Os estudos atuais das questões relativas à natureza do ser humano transcenderam o domínio da filosofia teórica e chegaram ao campo do Direito, pragmático por excelência e tradição. O fenômeno jurídico é voltado para a decidibilidade, e a sua ciência, por vezes compreendida como dogmática, prescreve o dever-ser com base em aspectos variáveis da realidade humana. Faz-se necessária, assim, a abordagem de elementos teóricos de qualidade para a fundamentação hermenêutica apropriada à compreensão e vivência da experiência jurídica.


O Direito Civil brasileiro contemporâneo está imerso em legislações primordiais, as quais reclamam posicionamento urgente. Nesse sentido, surge a persistente questão sobre o início da vida humana, a possibilidade de assistência no processo de morte, o alcance da proibição às modificações corporais e os parâmetros éticos das manipulações genéticas em indivíduos vivos ou embriões em potencial. Com relação a essa última temática, o filósofo alemão Jürgen Habermas (1929) traz o livro “O futuro da natureza humana: a caminho de uma eugenia liberal”.

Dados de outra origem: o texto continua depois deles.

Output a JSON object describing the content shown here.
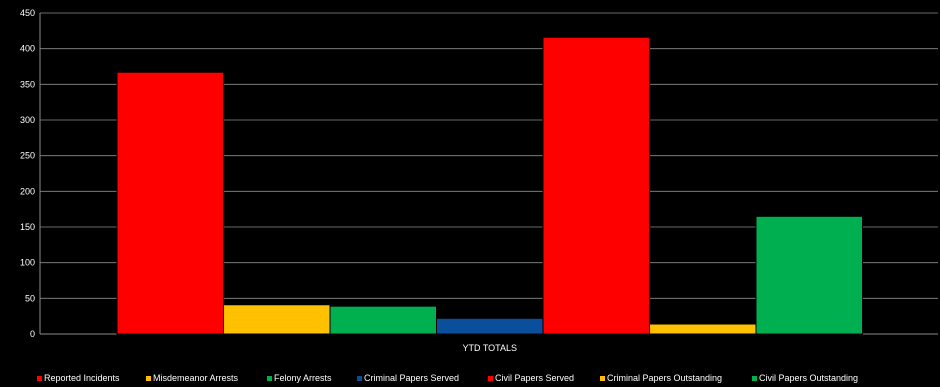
{
  "chart_data": {
    "type": "bar",
    "categories": [
      "YTD TOTALS"
    ],
    "series": [
      {
        "name": "Reported Incidents",
        "values": [
          367
        ],
        "color": "#ff0000"
      },
      {
        "name": "Misdemeanor Arrests",
        "values": [
          41
        ],
        "color": "#ffc000"
      },
      {
        "name": "Felony Arrests",
        "values": [
          39
        ],
        "color": "#00b050"
      },
      {
        "name": "Criminal Papers Served",
        "values": [
          22
        ],
        "color": "#0b4f9c"
      },
      {
        "name": "Civil Papers Served",
        "values": [
          416
        ],
        "color": "#ff0000"
      },
      {
        "name": "Criminal Papers Outstanding",
        "values": [
          14
        ],
        "color": "#ffc000"
      },
      {
        "name": "Civil Papers Outstanding",
        "values": [
          165
        ],
        "color": "#00b050"
      }
    ],
    "title": "",
    "xlabel": "",
    "ylabel": "",
    "ylim": [
      0,
      450
    ],
    "yticks": [
      0,
      50,
      100,
      150,
      200,
      250,
      300,
      350,
      400,
      450
    ],
    "grid": true,
    "legend": "bottom",
    "background": "#000000",
    "text_color": "#ffffff"
  }
}
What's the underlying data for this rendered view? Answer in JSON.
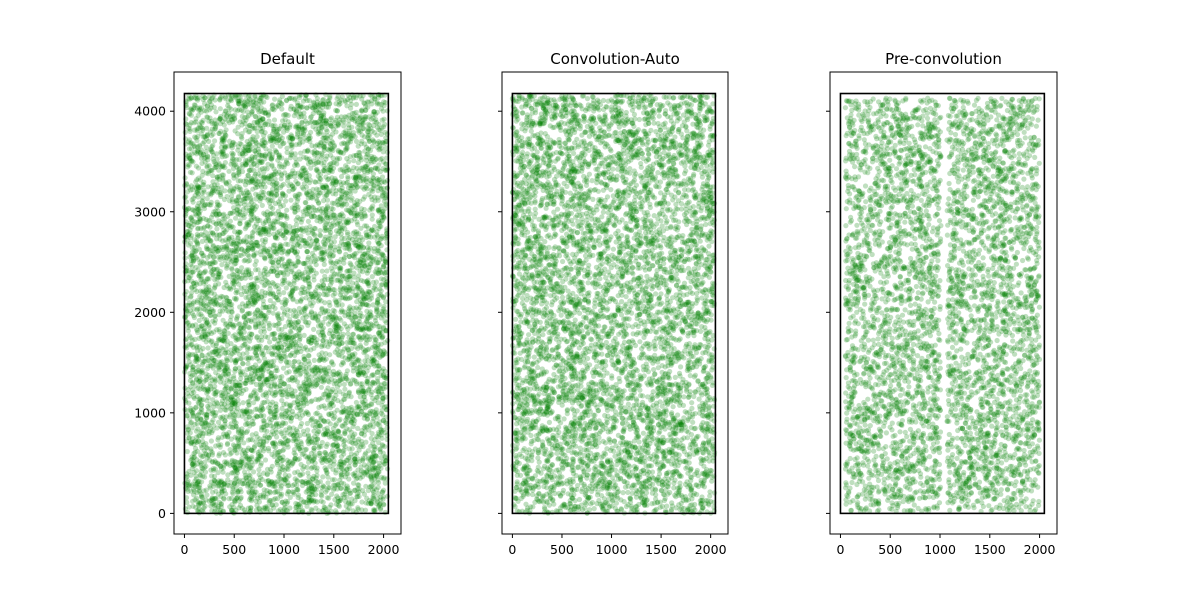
{
  "chart_data": [
    {
      "type": "scatter",
      "title": "Default",
      "xlim": [
        -105,
        2175
      ],
      "ylim": [
        -205,
        4390
      ],
      "x_ticks": [
        0,
        500,
        1000,
        1500,
        2000
      ],
      "y_ticks": [
        0,
        1000,
        2000,
        3000,
        4000
      ],
      "show_y_tick_labels": true,
      "boundary": {
        "x": [
          0,
          2048
        ],
        "y": [
          0,
          4176
        ]
      },
      "point_color": "#008000",
      "point_alpha": 0.25,
      "n_points": 6500,
      "x_range": [
        0,
        2040
      ],
      "y_range": [
        0,
        4165
      ],
      "gap_x": null
    },
    {
      "type": "scatter",
      "title": "Convolution-Auto",
      "xlim": [
        -105,
        2175
      ],
      "ylim": [
        -205,
        4390
      ],
      "x_ticks": [
        0,
        500,
        1000,
        1500,
        2000
      ],
      "y_ticks": [
        0,
        1000,
        2000,
        3000,
        4000
      ],
      "show_y_tick_labels": false,
      "boundary": {
        "x": [
          0,
          2048
        ],
        "y": [
          0,
          4176
        ]
      },
      "point_color": "#008000",
      "point_alpha": 0.25,
      "n_points": 6200,
      "x_range": [
        0,
        2040
      ],
      "y_range": [
        0,
        4165
      ],
      "gap_x": null
    },
    {
      "type": "scatter",
      "title": "Pre-convolution",
      "xlim": [
        -105,
        2175
      ],
      "ylim": [
        -205,
        4390
      ],
      "x_ticks": [
        0,
        500,
        1000,
        1500,
        2000
      ],
      "y_ticks": [
        0,
        1000,
        2000,
        3000,
        4000
      ],
      "show_y_tick_labels": false,
      "boundary": {
        "x": [
          0,
          2048
        ],
        "y": [
          0,
          4176
        ]
      },
      "point_color": "#008000",
      "point_alpha": 0.25,
      "n_points": 4800,
      "x_range": [
        50,
        2000
      ],
      "y_range": [
        20,
        4130
      ],
      "gap_x": [
        1010,
        1070
      ]
    }
  ]
}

Conhecido por trabalhos descritivos dos modos de operacionalização das racionalidades instrumental e comunicativa, Habermas retorna à essência do homem ao considerar os elementos de manipulação de sua própria estrutura física, através do selecionamento genético. O trabalho, de 2001, recebeu posfácio após discussões patrocinadas por Ronald Dworkin (1931-2013), e orbita em torno da tecnicização da vida. Seu foco é indagar e refletir sobre a utilização da tecnologia para tornar a vida mais longeva e saudável. A análise envolve os parâmetros do uso da liberdade política, dentro dos moldes do liberalismo, como padrão para os avanços técnicos, e, mais especificamente, se estes se encontrariam disponíveis para todos, ou reservados para os detentores de poder aquisitivo.

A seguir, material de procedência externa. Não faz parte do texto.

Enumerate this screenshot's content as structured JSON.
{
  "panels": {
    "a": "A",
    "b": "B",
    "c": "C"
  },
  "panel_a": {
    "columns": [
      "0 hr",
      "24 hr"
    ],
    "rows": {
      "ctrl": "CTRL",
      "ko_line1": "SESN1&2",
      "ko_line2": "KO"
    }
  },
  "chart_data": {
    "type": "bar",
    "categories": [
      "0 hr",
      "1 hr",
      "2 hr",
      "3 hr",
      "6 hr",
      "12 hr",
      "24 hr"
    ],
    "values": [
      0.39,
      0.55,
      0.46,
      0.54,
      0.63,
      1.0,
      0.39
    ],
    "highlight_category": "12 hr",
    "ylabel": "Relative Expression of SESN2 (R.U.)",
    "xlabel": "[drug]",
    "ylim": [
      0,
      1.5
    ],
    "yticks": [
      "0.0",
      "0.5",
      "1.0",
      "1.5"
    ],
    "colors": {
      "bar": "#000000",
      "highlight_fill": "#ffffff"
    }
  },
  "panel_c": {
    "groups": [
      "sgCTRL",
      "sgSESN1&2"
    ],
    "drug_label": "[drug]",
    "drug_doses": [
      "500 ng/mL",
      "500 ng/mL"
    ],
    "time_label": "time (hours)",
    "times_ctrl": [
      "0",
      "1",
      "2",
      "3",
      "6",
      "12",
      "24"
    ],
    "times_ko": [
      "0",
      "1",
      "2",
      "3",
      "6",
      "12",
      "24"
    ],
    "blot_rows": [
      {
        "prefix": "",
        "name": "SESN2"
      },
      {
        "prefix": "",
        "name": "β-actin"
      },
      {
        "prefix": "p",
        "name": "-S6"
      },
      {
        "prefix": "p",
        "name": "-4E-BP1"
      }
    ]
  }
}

A seleção e o melhoramento de seres humanos poderia, nessa lógica, ser utilizada como fator de formação de castas sociais privilegiadas de modo econômico e físico, já que seriam menos suscetíveis a doenças, e as mazelas porventura contraídas poderiam ser curadas com maior eficácia e menor sofrimento. O papel do Estado também é evidenciado, e sua presença, questionada, na oferta e regulamentação de tratamentos médicos coligados à engenharia dos genes. O texto enaltece, por certo, a técnica como fator de aprimoramento do ser humano, ao passo em que traz respostas para antigos sofrimentos, desesperos táteis e prognósticos médicos dolorosos.


Todavia, as considerações do autor não deixam de tocar, de modo candente, os desdobramentos possíveis de se alocar a prática genética de melhoria como supedâneo do poder. Refletir sobre a obra de Habermas, no livro mencionado, convida ao debate em torno das relações entre a liberdade privada de ingerência sobre o corpo, e o bem-estar comum, que aguarda a manifestação das novidades do melhoramento genético.


Referência bibliográfica


HABERMAS, Jürgen. O Futuro da Natureza Humana: a caminho da eugenia liberal? Trad. Karina Jannini. São Paulo: Martins Fontes, 2004.